1. In addition to antibiotic use being a risk factor for C. diff, researchers found hospitalization was a dominant risk factor for the disease, so much so that C. diff became known almost exclusively as a hospital-acquired infection, Dr. Dalton said.

2. Although improved infection control in hospitals started to curb infection rates, several studies suggested the issue may span far beyond hospital settings. In 2006, a North Carolina hospital found 35 percent of C. diff infections were occurring outside the hospital, and only half could have involved antibiotic exposures.

3. In 2011, the CDC estimated about 350,000 C. diff infections occurred outside hospitals, 46 percent were fully community-acquired and 36 percent had no antibiotic exposure. Last year, researchers in California found 1 in 10 emergency room patients with diarrhea tested positive for C. diff, and that 40 percent of these patients had no risk factors.

4. "Traditional risk factors — antibiotics and hospitalization — can no longer explain many infections," Dr. Dalton wrote. "Scientists have long suspected that antibiotics trigger C. diff infections by disrupting the intestinal microbiome. Could it be that other factors are having a similar effect? Is our microbiome growing more susceptible to these dangerous infections?"

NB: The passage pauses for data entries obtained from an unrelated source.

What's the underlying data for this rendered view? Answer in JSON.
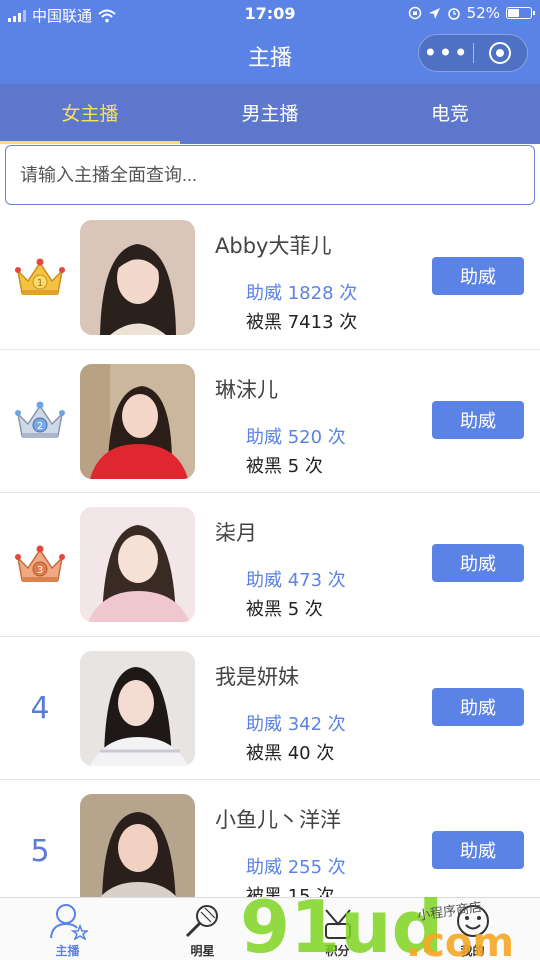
{
  "status_bar": {
    "carrier": "中国联通",
    "time": "17:09",
    "battery": "52%",
    "battery_level": 0.52
  },
  "nav": {
    "title": "主播",
    "more_icon": "more-dots-icon",
    "close_icon": "target-circle-icon"
  },
  "tabs": [
    {
      "label": "女主播",
      "active": true
    },
    {
      "label": "男主播",
      "active": false
    },
    {
      "label": "电竞",
      "active": false
    }
  ],
  "search": {
    "placeholder": "请输入主播全面查询..."
  },
  "list": [
    {
      "rank": "1",
      "rank_icon": "gold-crown-icon",
      "name": "Abby大菲儿",
      "support": "助威 1828 次",
      "blacked": "被黑 7413 次",
      "button": "助威"
    },
    {
      "rank": "2",
      "rank_icon": "silver-crown-icon",
      "name": "琳沫儿",
      "support": "助威 520 次",
      "blacked": "被黑 5 次",
      "button": "助威"
    },
    {
      "rank": "3",
      "rank_icon": "bronze-crown-icon",
      "name": "柒月",
      "support": "助威 473 次",
      "blacked": "被黑 5 次",
      "button": "助威"
    },
    {
      "rank": "4",
      "rank_icon": "",
      "name": "我是妍妹",
      "support": "助威 342 次",
      "blacked": "被黑 40 次",
      "button": "助威"
    },
    {
      "rank": "5",
      "rank_icon": "",
      "name": "小鱼儿丶洋洋",
      "support": "助威 255 次",
      "blacked": "被黑 15 次",
      "button": "助威"
    }
  ],
  "tabbar": [
    {
      "label": "主播",
      "icon": "anchor-person-icon",
      "active": true
    },
    {
      "label": "明星",
      "icon": "microphone-icon",
      "active": false
    },
    {
      "label": "积分",
      "icon": "points-icon",
      "active": false
    },
    {
      "label": "我的",
      "icon": "smiley-face-icon",
      "active": false
    }
  ],
  "watermark": {
    "main": "91ud",
    "suffix": ".com",
    "tagline": "小程序商店"
  },
  "colors": {
    "primary": "#5b83e6",
    "tabs_bg": "#5c77cb",
    "tab_active": "#f3e25a",
    "watermark_green": "#7ed321",
    "watermark_orange": "#f5a623"
  }
}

Alice Guh, MD, a CDC researcher, thinks so. "There's definitely something going on, "but we don't fully understand what," she said.

5. Diet significantly affects the microbiome and could play a role, Dr. Guh said. A recent study found trehalose, a common food additive, markedly enhances the virulence of C. diff, but Dr. Guh said it has been challenging to replicate these findings.

Common medications could also be involved, Dr. Guh said. Popular drugs for heartburn are linked to C. diff infections, and have been shown to disrupt the microbiome.

"Could [rising C. diff rates] be a sign of an even larger problem — that our guts are becoming ever more fragile?" Dr. Dalton wrote. "Perhaps C. diff is just a canary in the mine."